Kortom, de burger, de kiezer en de werknemer komen op de achtergrond te staan ten opzichte van de consument. Een ander antwoord komt echter steeds vaker voor: religie. Ook hier moet een aantal zaken worden onderscheiden. Ten eerste wordt religie over het algemeen opgevat als een georganiseerde cultus, d.w.z. een sociaal verschijnsel; het religieuze gevoel dat het veronderstelt, wordt genegeerd. Ten tweede wordt deze « religieuze » reactie des te meer toegepast wanneer de koopkracht laag is, het gevoel van sociale onrechtvaardigheid groot is, en het bewijs van westers racisme en islamofobie gemeenschappen en zelfs hele naties verstikt. Ten derde komt deze religieuze uiting van een sociaal-politieke malaise historisch vaak voor. De Ieren, bijvoorbeeld, hebben min of meer spontaan een katholieke vorm gegeven aan hun nationalistische gevoelens gedurende 800 jaar Britse onderdrukking (waarvan niemand de extreme wreedheid is vergeten). Ten vierde kan religie ook aanzetten tot politiek of worden geïnstrumentaliseerd voor politieke doeleinden… (Deze nota werd geschreven vóór de gebeurtenissen van 7 januari).

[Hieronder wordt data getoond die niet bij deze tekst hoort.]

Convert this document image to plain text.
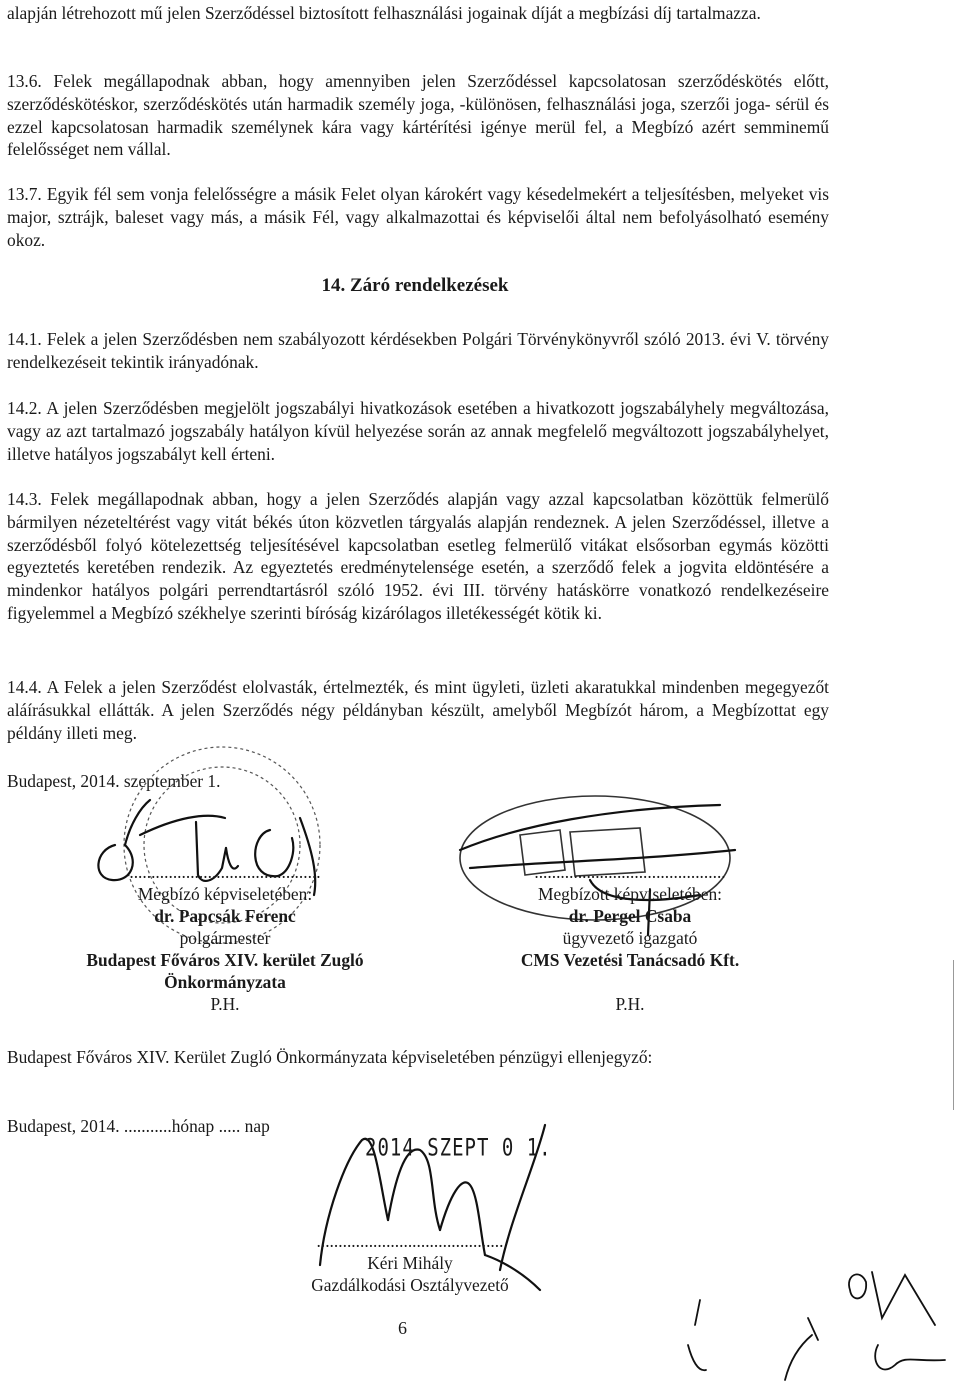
alapján létrehozott mű jelen Szerződéssel biztosított felhasználási jogainak díját a megbízási díj tartalmazza.
13.6. Felek megállapodnak abban, hogy amennyiben jelen Szerződéssel kapcsolatosan szerződéskötés előtt, szerződéskötéskor, szerződéskötés után harmadik személy joga, -különösen, felhasználási joga, szerzői joga- sérül és ezzel kapcsolatosan harmadik személynek kára vagy kártérítési igénye merül fel, a Megbízó azért semminemű felelősséget nem vállal.
13.7. Egyik fél sem vonja felelősségre a másik Felet olyan károkért vagy késedelmekért a teljesítésben, melyeket vis major, sztrájk, baleset vagy más, a másik Fél, vagy alkalmazottai és képviselői által nem befolyásolható esemény okoz.
14. Záró rendelkezések
14.1. Felek a jelen Szerződésben nem szabályozott kérdésekben Polgári Törvénykönyvről szóló 2013. évi V. törvény rendelkezéseit tekintik irányadónak.
14.2. A jelen Szerződésben megjelölt jogszabályi hivatkozások esetében a hivatkozott jogszabályhely megváltozása, vagy az azt tartalmazó jogszabály hatályon kívül helyezése során az annak megfelelő megváltozott jogszabályhelyet, illetve hatályos jogszabályt kell érteni.
14.3. Felek megállapodnak abban, hogy a jelen Szerződés alapján vagy azzal kapcsolatban közöttük felmerülő bármilyen nézeteltérést vagy vitát békés úton közvetlen tárgyalás alapján rendeznek. A jelen Szerződéssel, illetve a szerződésből folyó kötelezettség teljesítésével kapcsolatban esetleg felmerülő vitákat elsősorban egymás közötti egyeztetés keretében rendezik. Az egyeztetés eredménytelensége esetén, a szerződő felek a jogvita eldöntésére a mindenkor hatályos polgári perrendtartásról szóló 1952. évi III. törvény hatáskörre vonatkozó rendelkezéseire figyelemmel a Megbízó székhelye szerinti bíróság kizárólagos illetékességét kötik ki.
14.4. A Felek a jelen Szerződést elolvasták, értelmezték, és mint ügyleti, üzleti akaratukkal mindenben megegyezőt aláírásukkal ellátták. A jelen Szerződés négy példányban készült, amelyből Megbízót három, a Megbízottat egy példány illeti meg.
Budapest, 2014. szeptember 1.
............................................
Megbízó képviseletében:
dr. Papcsák Ferenc
polgármester
Budapest Főváros XIV. kerület Zugló
Önkormányzata
P.H.
............................................
Megbízott képviseletében:
dr. Pergel Csaba
ügyvezető igazgató
CMS Vezetési Tanácsadó Kft.

P.H.
Budapest Főváros XIV. Kerület Zugló Önkormányzata képviseletében pénzügyi ellenjegyző:
2014 SZEPT 0 1.
Budapest, 2014. ...........hónap ..... nap
...........................................
Kéri Mihály
Gazdálkodási Osztályvezető
6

Moeten we bang zijn voor de totalitaire driften van « democratieën »? Absoluut, het is essentieel omdat angst mobiliseert. In tegenstelling tot wat men zou kunnen denken, is het huidige politieke spel niet gericht op het aanwakkeren van angst, maar eerder op het creëren van angst, die verlammend werkt. De angstige persoon is bang om bang te zijn of bang voor een « fantoom » dreiging (!), de angstige persoon kent de vijand en zal, afhankelijk van de omstandigheden, vluchten of vechten…
- Voir « Le partenariat transatlantique de commerce et d’investissement : un-traité cryptique aux origines oubliées et aux conséquences secrètement totalitaires ». www.kairospresse.be.
- Voir à ce propos, dans le dossier du Kairos 16 de novembre 2014, la distinction salutaire entre pauvreté conviviale, pauvreté volontaire et pauvreté modernisée.